Applying for a business loan is a critical step in procuring funding for your business. Overall, the process is straightforward. You’ll need to submit documentation of your identity along with other critical factors such as your financial standing. After they receive your application, a lender will then assess your ability to meet the eligibility criteria before making a decision. While the application process is simple enough, you’ll want to avoid these common mistakes that can hinder your ability to fund your new business.
Providing a Weak Business Plan
Lenders prefer to see that the funds they provide a business will lead to growth that makes it possible for the owner to avoid going into default. Presenting a weak business plan not only fails to generate a sense of confidence in the lender, but it can also cause them to think you have sloppy business practices. Taking the time to create a strong business plan that demonstrates how your company will turn a profit pays off when you are able to get that needed loan approval.

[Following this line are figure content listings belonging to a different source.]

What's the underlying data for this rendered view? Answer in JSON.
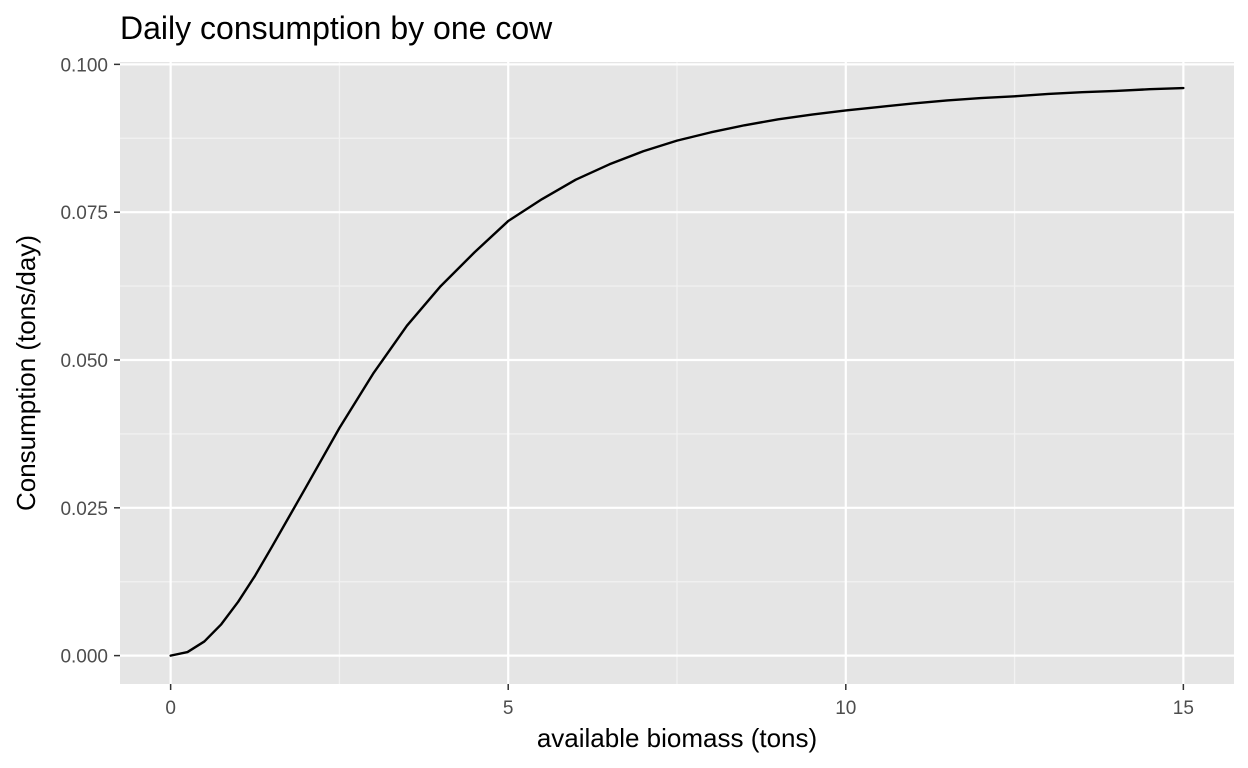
{
  "chart_data": {
    "type": "line",
    "title": "Daily consumption by one cow",
    "xlabel": "available biomass (tons)",
    "ylabel": "Consumption (tons/day)",
    "xlim": [
      -0.75,
      15.75
    ],
    "ylim": [
      -0.0048,
      0.1004
    ],
    "x_ticks": [
      0,
      5,
      10,
      15
    ],
    "x_tick_labels": [
      "0",
      "5",
      "10",
      "15"
    ],
    "x_minor_ticks": [
      2.5,
      7.5,
      12.5
    ],
    "y_ticks": [
      0,
      0.025,
      0.05,
      0.075,
      0.1
    ],
    "y_tick_labels": [
      "0.000",
      "0.025",
      "0.050",
      "0.075",
      "0.100"
    ],
    "y_minor_ticks": [
      0.0125,
      0.0375,
      0.0625,
      0.0875
    ],
    "grid": true,
    "colors": {
      "panel_background": "#e5e5e5",
      "grid_major": "#ffffff",
      "grid_minor": "#f2f2f2",
      "line": "#000000"
    },
    "series": [
      {
        "x": [
          0,
          0.25,
          0.5,
          0.75,
          1,
          1.25,
          1.5,
          1.75,
          2,
          2.5,
          3,
          3.5,
          4,
          4.5,
          5,
          5.5,
          6,
          6.5,
          7,
          7.5,
          8,
          8.5,
          9,
          9.5,
          10,
          10.5,
          11,
          11.5,
          12,
          12.5,
          13,
          13.5,
          14,
          14.5,
          15
        ],
        "y": [
          0,
          0.0006,
          0.0024,
          0.0053,
          0.0091,
          0.0135,
          0.0184,
          0.0234,
          0.0284,
          0.0385,
          0.0477,
          0.0558,
          0.0625,
          0.0682,
          0.0735,
          0.0772,
          0.0805,
          0.0831,
          0.0853,
          0.0871,
          0.0885,
          0.0897,
          0.0907,
          0.0915,
          0.0922,
          0.0928,
          0.0934,
          0.0939,
          0.0943,
          0.0946,
          0.095,
          0.0953,
          0.0955,
          0.0958,
          0.096
        ]
      }
    ]
  }
}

Failing to Submit All of the Required Documentation
Similar to applying for a home loan, you’re going to need to submit a long list of documents that lenders use to verify your eligibility and credit worthiness. In addition to the business plan, you’ll likely need to provide income tax returns, business and personal banking account statements along with legal documents such as your business license. Making a checklist is one way to make sure that you don’t leave anything out that could delay the decision.
Ignoring Your Credit History
Your personal finances will likely come under scrutiny when you are applying for a loan. Many prospective entrepreneurs find that their dreams get squashed by having issues such as a high debt-to-income ratio. Although it might mean temporarily waiting to apply for a loan, getting your credit score up can help you to get approved and score a better interest rate than if you enter the process looking like a bigger risk.
Rushing Forward With Multiple Applications
If you’ve heard that you should shop around before committing to a business loan, then this is a good advice. However, there is a right and wrong way to do so. You absolutely need to spend some time researching the various business loan options and lenders that are available. But, you’ll want to avoid casting too wide of a net. Multiple applications can impact your credit history and makes lenders think you are desperate. Instead, take your time researching which lenders are the best fit for your company and file an application with the one that makes the most sense.
Skipping Over the Terms Before Signing
The excitement of getting a loan approval could cause you to rush to sign the papers before the lender changes their mind. This mistake could cost you valuable money in the form of fees and other unexpected charges. For instance, you’ll want to check for prepayment penalties and other potentially hidden costs that could be negotiated on before you sign the dotted line.
One of the biggest mistakes new entrepreneurs make is not starting the process early. Cultivating a solid credit history and creating a strong business plan takes time. Working with a consultant as soon as your idea for a business begins to take form helps you to get everything you need in place to be a strong candidate for a business loan.